Anti-neutrophilic cytoplasmic autoantibody (ANCA)-associated vasculitis (AAV) is a group of autoimmune conditions marked by the immune system erroneously attacking small blood vessels in various organs and tissues, causing inflammation and damage to those small vessels.
This immune attack is triggered by the presence of self-reactive antibodies called ANCAs, which attach to immune neutrophils (a type of white blood cell, important to fighting infections) and wrongly activate them to induce an immune response. ANCAs typically target one of two proteins, proteinase 3 (PR3) or myeloperoxidase (MPO).
Depending on the affected organs, AAV is grouped into three main types: microscopic polyangiitis, granulomatosis with polyangiitis, and eosinophilic granulomatosis with polyangiitis. In the rare instances in which vasculitis is observed in the kidneys alone, patients have a form of disease called renal-limited vasculitis.
Knowing which AAV subtype a patient has is key to determining the best course of treatment. But other factors, such as antibody type (PR3 or MPO), severity of symptoms, and how fast the disease is progressing are also considered.
Microscopic polyangiitis (MPA)
MPA, the most common type of AAV, can be distinguished from the other subtypes by the lack of granulomas — masses of immune cells — at the site of inflammation.
This disease type can affect people of all ages and ethnic backgrounds, although it was found to be more common among middle-age whites in the U.S. A majority of patients (55%) carry MPO-ANCAs, or antibodies against the MPO protein.
The disease commonly causes damage to the small vessels in the kidneys (in about 80% of patients), but other symptoms, such as skin lesions, nerve damage, and weight loss are also common. Fevers frequently occur in more than 55% of MPA patients.
Capillaries in the lungs can be damaged to the point where bleeding occurs in the air sacs (alveoli) where gas exchange takes place, a potentially life-threatening event with patients coughing up blood. Symptoms due to inflammation can also involve the eyes, muscles, and joints.
Granulomatosis with polyangiitis (GPA)
Similar to MPA, the GPA subtype can also result in inflammation in various tissues, but patients typically have a classic triad of lung, kidney, and upper respiratory tract (nose, trachea, and ears) involvement.
Respiratory tract symptoms are seen in 70% of the patients, and may include ear infections, or reduced hearing abilities, inflammation in the eye, a runny nose, nose pain, nosebleeds, and shortness of breath.
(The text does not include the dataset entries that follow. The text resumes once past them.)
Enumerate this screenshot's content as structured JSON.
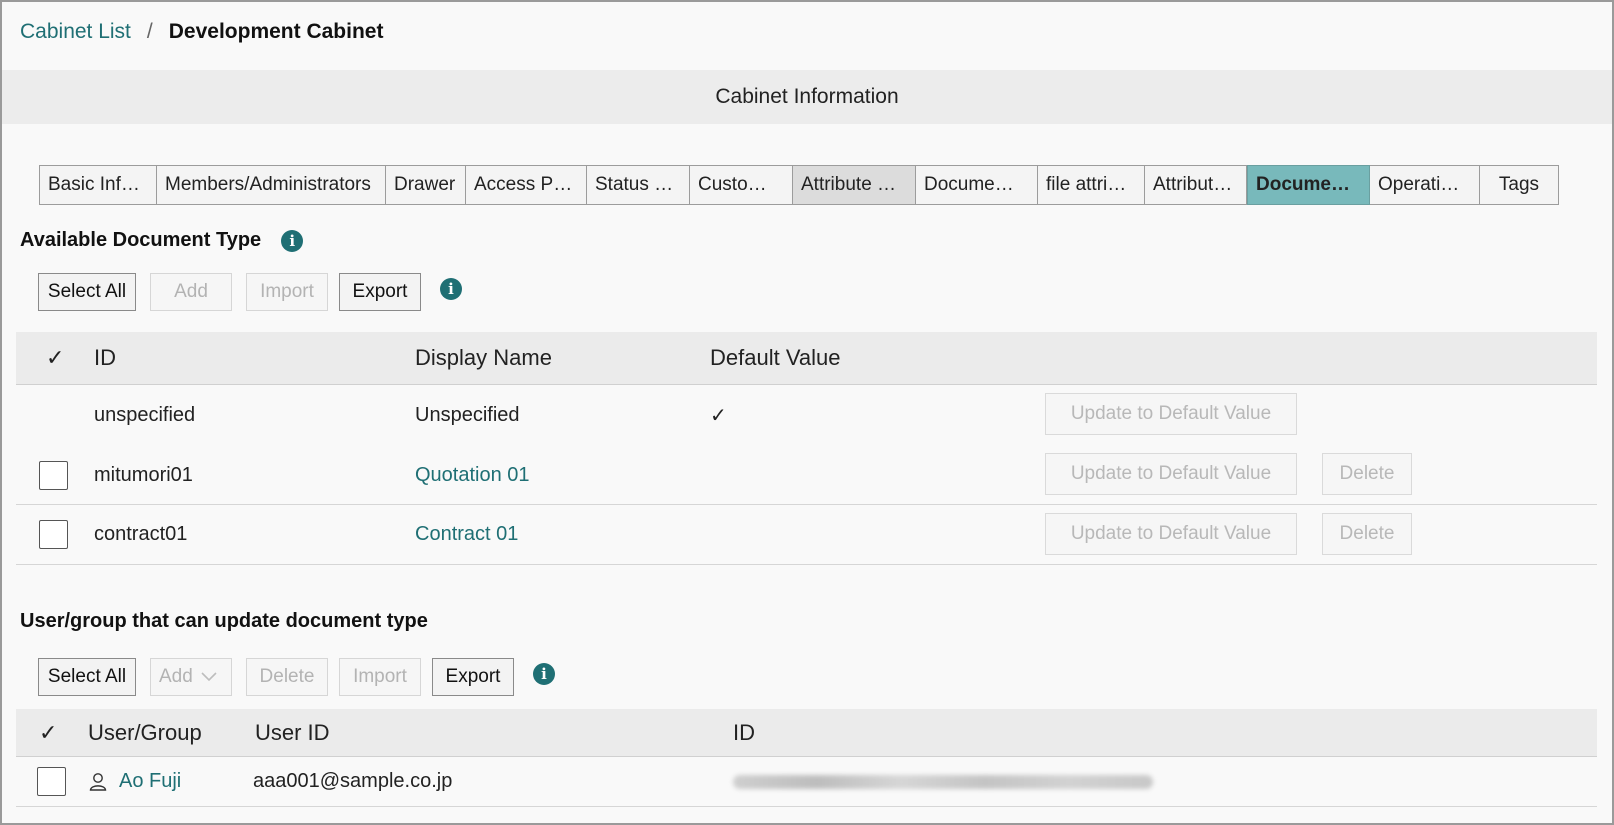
{
  "breadcrumb": {
    "parent": "Cabinet List",
    "separator": "/",
    "current": "Development Cabinet"
  },
  "band": {
    "title": "Cabinet Information"
  },
  "tabs": [
    {
      "label": "Basic Inf…"
    },
    {
      "label": "Members/Administrators"
    },
    {
      "label": "Drawer"
    },
    {
      "label": "Access P…"
    },
    {
      "label": "Status …"
    },
    {
      "label": "Custo…"
    },
    {
      "label": "Attribute …"
    },
    {
      "label": "Docume…"
    },
    {
      "label": "file attri…"
    },
    {
      "label": "Attribut…"
    },
    {
      "label": "Docume…"
    },
    {
      "label": "Operati…"
    },
    {
      "label": "Tags"
    }
  ],
  "doc_types": {
    "title": "Available Document Type",
    "info_icon": "i",
    "toolbar": {
      "select_all": "Select All",
      "add": "Add",
      "import": "Import",
      "export": "Export"
    },
    "headers": {
      "check": "✓",
      "id": "ID",
      "display_name": "Display Name",
      "default_value": "Default Value"
    },
    "rows": [
      {
        "id": "unspecified",
        "display_name": "Unspecified",
        "is_default": "✓",
        "update_label": "Update to Default Value"
      },
      {
        "id": "mitumori01",
        "display_name": "Quotation 01",
        "update_label": "Update to Default Value",
        "delete_label": "Delete"
      },
      {
        "id": "contract01",
        "display_name": "Contract 01",
        "update_label": "Update to Default Value",
        "delete_label": "Delete"
      }
    ]
  },
  "updaters": {
    "title": "User/group that can update document type",
    "info_icon": "i",
    "toolbar": {
      "select_all": "Select All",
      "add": "Add",
      "delete": "Delete",
      "import": "Import",
      "export": "Export"
    },
    "headers": {
      "check": "✓",
      "user_group": "User/Group",
      "user_id": "User ID",
      "id": "ID"
    },
    "rows": [
      {
        "name": "Ao Fuji",
        "user_id": "aaa001@sample.co.jp"
      }
    ]
  },
  "colors": {
    "accent": "#1f6f74",
    "active_tab": "#78b9bb",
    "header_band": "#ececec"
  }
}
Patients can also develop pulmonary infiltrates or nodules.
Inflammation sites in GPA patients normally have granulomas and necrotic regions (areas of dying cells). A chronic nose infection with Staphylococcus aureus, found in over 60% of patients, has been suggested as a possible GPA trigger.
This AAV subtype generally is first evident in mid-life (around age 40) and is slightly more common to men, but it can affect people of any sex and age. About 75–90% of GPA patients have autoantibodies against PR3 (PR3-ANCA).
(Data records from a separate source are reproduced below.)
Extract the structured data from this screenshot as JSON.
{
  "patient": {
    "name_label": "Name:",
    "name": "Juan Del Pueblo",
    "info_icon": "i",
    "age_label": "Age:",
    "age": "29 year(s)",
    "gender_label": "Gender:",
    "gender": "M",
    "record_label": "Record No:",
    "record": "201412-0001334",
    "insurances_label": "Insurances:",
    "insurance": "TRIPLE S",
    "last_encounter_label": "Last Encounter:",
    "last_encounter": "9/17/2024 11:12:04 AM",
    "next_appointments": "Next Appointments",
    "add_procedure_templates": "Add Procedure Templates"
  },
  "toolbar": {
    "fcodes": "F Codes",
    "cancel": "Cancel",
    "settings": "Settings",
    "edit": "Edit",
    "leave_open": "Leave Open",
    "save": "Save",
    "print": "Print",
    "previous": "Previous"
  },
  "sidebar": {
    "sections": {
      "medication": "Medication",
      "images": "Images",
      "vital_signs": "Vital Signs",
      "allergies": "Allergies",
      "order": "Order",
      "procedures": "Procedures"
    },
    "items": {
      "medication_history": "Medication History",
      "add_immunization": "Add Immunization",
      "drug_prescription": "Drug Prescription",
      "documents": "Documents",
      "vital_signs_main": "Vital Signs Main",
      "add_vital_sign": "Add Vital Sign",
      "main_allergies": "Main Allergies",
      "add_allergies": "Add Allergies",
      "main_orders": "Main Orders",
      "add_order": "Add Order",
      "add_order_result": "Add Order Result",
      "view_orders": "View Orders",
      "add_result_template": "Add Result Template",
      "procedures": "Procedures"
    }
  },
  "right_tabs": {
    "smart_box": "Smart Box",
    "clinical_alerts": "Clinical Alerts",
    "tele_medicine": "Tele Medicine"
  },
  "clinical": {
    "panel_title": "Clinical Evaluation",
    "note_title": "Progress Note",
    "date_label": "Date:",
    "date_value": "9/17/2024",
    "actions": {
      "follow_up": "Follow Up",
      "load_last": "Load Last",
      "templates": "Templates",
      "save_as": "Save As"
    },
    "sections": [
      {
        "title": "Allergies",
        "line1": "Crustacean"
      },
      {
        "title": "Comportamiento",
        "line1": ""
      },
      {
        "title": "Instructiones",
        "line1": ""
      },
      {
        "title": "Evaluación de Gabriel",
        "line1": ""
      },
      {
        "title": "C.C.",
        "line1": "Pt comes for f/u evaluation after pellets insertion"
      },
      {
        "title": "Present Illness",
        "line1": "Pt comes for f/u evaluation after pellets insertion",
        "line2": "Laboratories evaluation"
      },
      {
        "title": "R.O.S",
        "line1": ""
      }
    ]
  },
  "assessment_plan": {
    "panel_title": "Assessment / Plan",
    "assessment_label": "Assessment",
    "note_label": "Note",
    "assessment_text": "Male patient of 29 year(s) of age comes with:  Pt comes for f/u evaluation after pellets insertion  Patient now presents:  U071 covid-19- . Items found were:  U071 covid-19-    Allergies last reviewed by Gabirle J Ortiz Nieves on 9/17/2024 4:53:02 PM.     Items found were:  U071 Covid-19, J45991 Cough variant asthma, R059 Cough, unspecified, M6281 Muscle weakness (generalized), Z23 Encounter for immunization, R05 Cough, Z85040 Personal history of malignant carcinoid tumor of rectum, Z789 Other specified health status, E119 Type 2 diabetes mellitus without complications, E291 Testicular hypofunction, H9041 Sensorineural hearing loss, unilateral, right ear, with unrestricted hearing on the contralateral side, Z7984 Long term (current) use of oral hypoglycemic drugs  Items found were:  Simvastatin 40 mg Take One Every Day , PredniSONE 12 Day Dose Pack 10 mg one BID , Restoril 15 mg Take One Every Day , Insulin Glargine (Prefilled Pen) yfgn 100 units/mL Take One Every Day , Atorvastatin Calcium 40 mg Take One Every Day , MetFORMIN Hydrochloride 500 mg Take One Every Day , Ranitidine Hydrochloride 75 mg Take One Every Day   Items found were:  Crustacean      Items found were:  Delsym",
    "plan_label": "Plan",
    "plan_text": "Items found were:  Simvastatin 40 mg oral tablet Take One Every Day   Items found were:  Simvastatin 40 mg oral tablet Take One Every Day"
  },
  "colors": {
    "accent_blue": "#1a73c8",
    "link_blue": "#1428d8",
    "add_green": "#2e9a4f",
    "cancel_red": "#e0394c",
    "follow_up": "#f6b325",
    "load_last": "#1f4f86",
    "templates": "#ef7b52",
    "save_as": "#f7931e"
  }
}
Eosinophilic granulomatosis with polyangiitis (EGPA)
EGPA, formerly called Churg-Strauss syndrome, is typically limited to the lungs and gastrointestinal tract, although other organs, like the heart and kidneys, can also be affected. It is caused by granulomas primarily made up of eosinophils, another type of white blood cell of the immune system. Nearly all patients have more than 10% of eosinophils in the blood (levels above 5% are generally considered elevated).
People with undiagnosed EGPA may experience asthma-like symptoms, and possibly nasal polyps and allergic rhinitis (also known as hay fever), sometimes years before other symptoms of vasculitis appear.
Symptoms that may develop with time include tingling, numbness, shooting pains, and muscle degradation in the hands and/or feet. Some symptoms associated with damage to the lungs, kidneys, and skin are similar to those of people with GPA.
This type of the disease is more common in men and the age of onset ranges from 15 to 70.
In this form of AAV, patients experience inflammation in the capillaries forming the glomeruli, which are the filtering units of the kidneys. The inflammation leads to tissue scarring and permanent damage that ultimately cause kidney failure.
This means the kidneys are unable to remove toxins and waste from the blood, leading to a need for dialysis or a kidney transplant.
Renal-limited vasculitis is also characterized by scattered cell death in the kidneys, formation of crescents — masses of proliferating cells, mostly immune cells, that are a marker of severe injury — in the glomeruli, and the few or no antibody deposits in the kidney (the so-called pauci-immune vasculitis).